The five plaintiffs suing Capito allege that being doxxed as Patriot Front supporters created a cascade of emotional and financial damages. Plaintiff “Gancarz was a civil engineer, earning approximately $107,000 a year,” its says. “He lost that job as result of Capito’s actions.” Plaintiff Turetchi “was discharged from the real estate brokerage where he was employed as a real estate agent and was unable to associate with any other brokerage,” the suit says, “thus preventing him from continuing to pursue his real estate career.”

Plaintiff Brown not only lost a $50,000 a year gig as an electrician’s assistant, he also “became estranged from his father, who required him to leave the Brown residence,” the suit records. “Brown thus found himself without a home and without a job” and is still having “difficulties finding employment.”

As for the Johnsons?

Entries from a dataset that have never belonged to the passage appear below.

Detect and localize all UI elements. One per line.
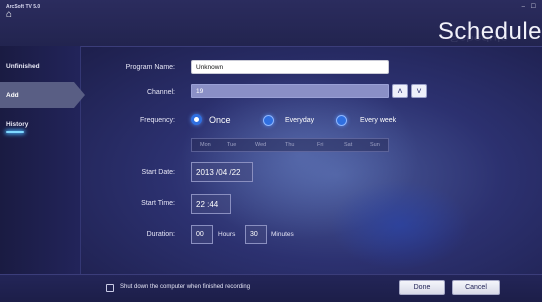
day-fri[interactable]: Fri <box>317 142 323 148</box>
frequency-label: Frequency: <box>139 117 175 124</box>
frequency-everyweek-radio[interactable] <box>336 115 347 126</box>
sidebar-item-label: History <box>6 121 29 128</box>
sidebar-item-label: Unfinished <box>6 63 40 70</box>
hours-unit-label: Hours <box>218 231 236 238</box>
day-mon[interactable]: Mon <box>200 142 211 148</box>
frequency-everyweek-label: Every week <box>360 117 397 124</box>
start-date-field[interactable]: 2013 /04 /22 <box>191 162 253 182</box>
sidebar-item-unfinished[interactable]: Unfinished <box>0 56 80 78</box>
duration-label: Duration: <box>146 231 175 238</box>
day-wed[interactable]: Wed <box>255 142 266 148</box>
duration-minutes-field[interactable]: 30 <box>245 225 267 244</box>
start-time-field[interactable]: 22 :44 <box>191 194 231 214</box>
day-sat[interactable]: Sat <box>344 142 352 148</box>
frequency-once-radio[interactable] <box>191 114 202 125</box>
background-glow-accent <box>330 180 470 270</box>
day-tue[interactable]: Tue <box>227 142 236 148</box>
shutdown-label: Shut down the computer when finished rec… <box>120 284 251 290</box>
frequency-everyday-radio[interactable] <box>263 115 274 126</box>
title-bar: ArcSoft TV 5.0 ⌂ – ☐ Schedule Schedule <box>0 0 542 47</box>
cancel-button[interactable]: Cancel <box>452 280 500 295</box>
frequency-everyday-label: Everyday <box>285 117 315 124</box>
channel-select[interactable]: 19 <box>191 84 389 98</box>
program-name-label: Program Name: <box>125 64 175 71</box>
sidebar-item-history[interactable]: History <box>0 114 80 136</box>
sidebar-item-add[interactable]: Add <box>0 82 85 108</box>
sidebar: Unfinished Add History <box>0 46 85 274</box>
program-name-input[interactable] <box>191 60 389 74</box>
home-icon[interactable]: ⌂ <box>6 10 16 20</box>
day-thu[interactable]: Thu <box>285 142 294 148</box>
weekday-selector: Mon Tue Wed Thu Fri Sat Sun <box>191 138 389 152</box>
done-button[interactable]: Done <box>399 280 445 295</box>
start-date-label: Start Date: <box>141 169 175 176</box>
chevron-down-icon: ˅ <box>416 86 422 96</box>
channel-down-button[interactable]: ˅ <box>411 84 427 98</box>
duration-hours-field[interactable]: 00 <box>191 225 213 244</box>
chevron-up-icon: ˄ <box>397 86 403 96</box>
shutdown-checkbox[interactable] <box>106 284 114 292</box>
day-sun[interactable]: Sun <box>370 142 380 148</box>
page-title-reflection: Schedule <box>449 34 508 44</box>
channel-up-button[interactable]: ˄ <box>392 84 408 98</box>
start-time-label: Start Time: <box>141 200 175 207</box>
sidebar-item-label: Add <box>6 92 19 99</box>
schedule-window: ArcSoft TV 5.0 ⌂ – ☐ Schedule Schedule U… <box>0 0 542 302</box>
history-indicator <box>6 131 24 133</box>
minutes-unit-label: Minutes <box>271 231 294 238</box>
window-controls[interactable]: – ☐ <box>522 3 538 10</box>
channel-label: Channel: <box>146 89 175 96</box>
frequency-once-label: Once <box>209 115 231 125</box>
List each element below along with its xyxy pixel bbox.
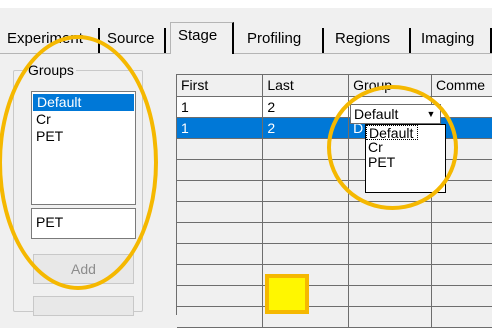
table-row[interactable]	[177, 201, 492, 223]
empty-cell[interactable]	[177, 201, 264, 223]
empty-cell[interactable]	[262, 222, 350, 244]
table-row[interactable]	[177, 264, 492, 286]
column-header-last[interactable]: Last	[262, 75, 350, 97]
tab-stage[interactable]: Stage	[170, 22, 234, 54]
tab-imaging-label: Imaging	[421, 30, 475, 47]
table-row[interactable]	[177, 222, 492, 244]
empty-cell[interactable]	[348, 306, 433, 328]
empty-cell[interactable]	[431, 264, 492, 286]
tab-profiling[interactable]: Profiling	[240, 28, 324, 53]
tab-profiling-label: Profiling	[247, 30, 302, 47]
empty-cell[interactable]	[431, 201, 492, 223]
empty-cell[interactable]	[262, 201, 350, 223]
empty-cell[interactable]	[262, 243, 350, 265]
empty-cell[interactable]	[177, 264, 264, 286]
table-row[interactable]	[177, 243, 492, 265]
highlight-ring-dropdown	[327, 85, 458, 210]
cell-first[interactable]: 1	[177, 96, 264, 118]
tab-regions[interactable]: Regions	[328, 28, 411, 53]
empty-cell[interactable]	[431, 243, 492, 265]
empty-cell[interactable]	[348, 264, 433, 286]
empty-cell[interactable]	[177, 306, 264, 328]
empty-cell[interactable]	[262, 180, 350, 202]
table-row[interactable]	[177, 306, 492, 328]
top-band	[0, 0, 492, 8]
column-header-comment[interactable]: Comme	[431, 75, 492, 97]
empty-cell[interactable]	[177, 180, 264, 202]
tab-stage-label: Stage	[178, 27, 218, 44]
cell-first[interactable]: 1	[177, 117, 264, 139]
empty-cell[interactable]	[348, 222, 433, 244]
empty-cell[interactable]	[348, 243, 433, 265]
empty-cell[interactable]	[177, 222, 264, 244]
empty-cell[interactable]	[431, 306, 492, 328]
grid-header-row: First Last Group Comme	[177, 75, 492, 97]
empty-cell[interactable]	[177, 159, 264, 181]
empty-cell[interactable]	[177, 138, 264, 160]
group-action-button[interactable]	[33, 296, 134, 316]
highlight-box	[265, 274, 309, 314]
empty-cell[interactable]	[177, 243, 264, 265]
tab-source-label: Source	[107, 30, 155, 47]
highlight-ring-groups	[0, 35, 158, 290]
empty-cell[interactable]	[431, 222, 492, 244]
tab-imaging[interactable]: Imaging	[414, 28, 492, 53]
column-header-first[interactable]: First	[177, 75, 264, 97]
tab-regions-label: Regions	[335, 30, 391, 47]
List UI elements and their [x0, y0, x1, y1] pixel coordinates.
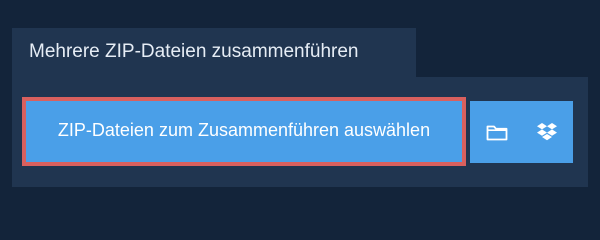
folder-icon	[486, 124, 508, 141]
tab-title: Mehrere ZIP-Dateien zusammenführen	[29, 41, 359, 62]
select-zip-files-button[interactable]: ZIP-Dateien zum Zusammenführen auswählen	[22, 97, 466, 166]
merge-zip-tab: Mehrere ZIP-Dateien zusammenführen	[12, 28, 416, 78]
select-zip-files-label: ZIP-Dateien zum Zusammenführen auswählen	[57, 120, 431, 140]
dropbox-upload-button[interactable]	[520, 101, 573, 163]
dropbox-icon	[536, 122, 558, 142]
folder-upload-button[interactable]	[470, 101, 523, 163]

The suit says they had to move after the doxxing resulted in “a hostile environment for [them] in their neighborhood.” For James Johnson, an HVAC technician, relocating “disrupted his relationship with his union, resulting in a one-third loss in his yearly income.” Ameilia Johnson was allegedly “fired from her job in which she was earning $60,000 a year.”

The plaintiffs’ Spokane-based lawyer did not respond to an interview request, including to discuss the irony of filing a lawsuit over doxxing that itself publicly discloses his clients as supporters of Patriot Front. The court case even emphasizes that the mission of Patriot Front members is to “reforge… our people, born to this nation of our European race… as a new collective capable of asserting our right to cultural independence.”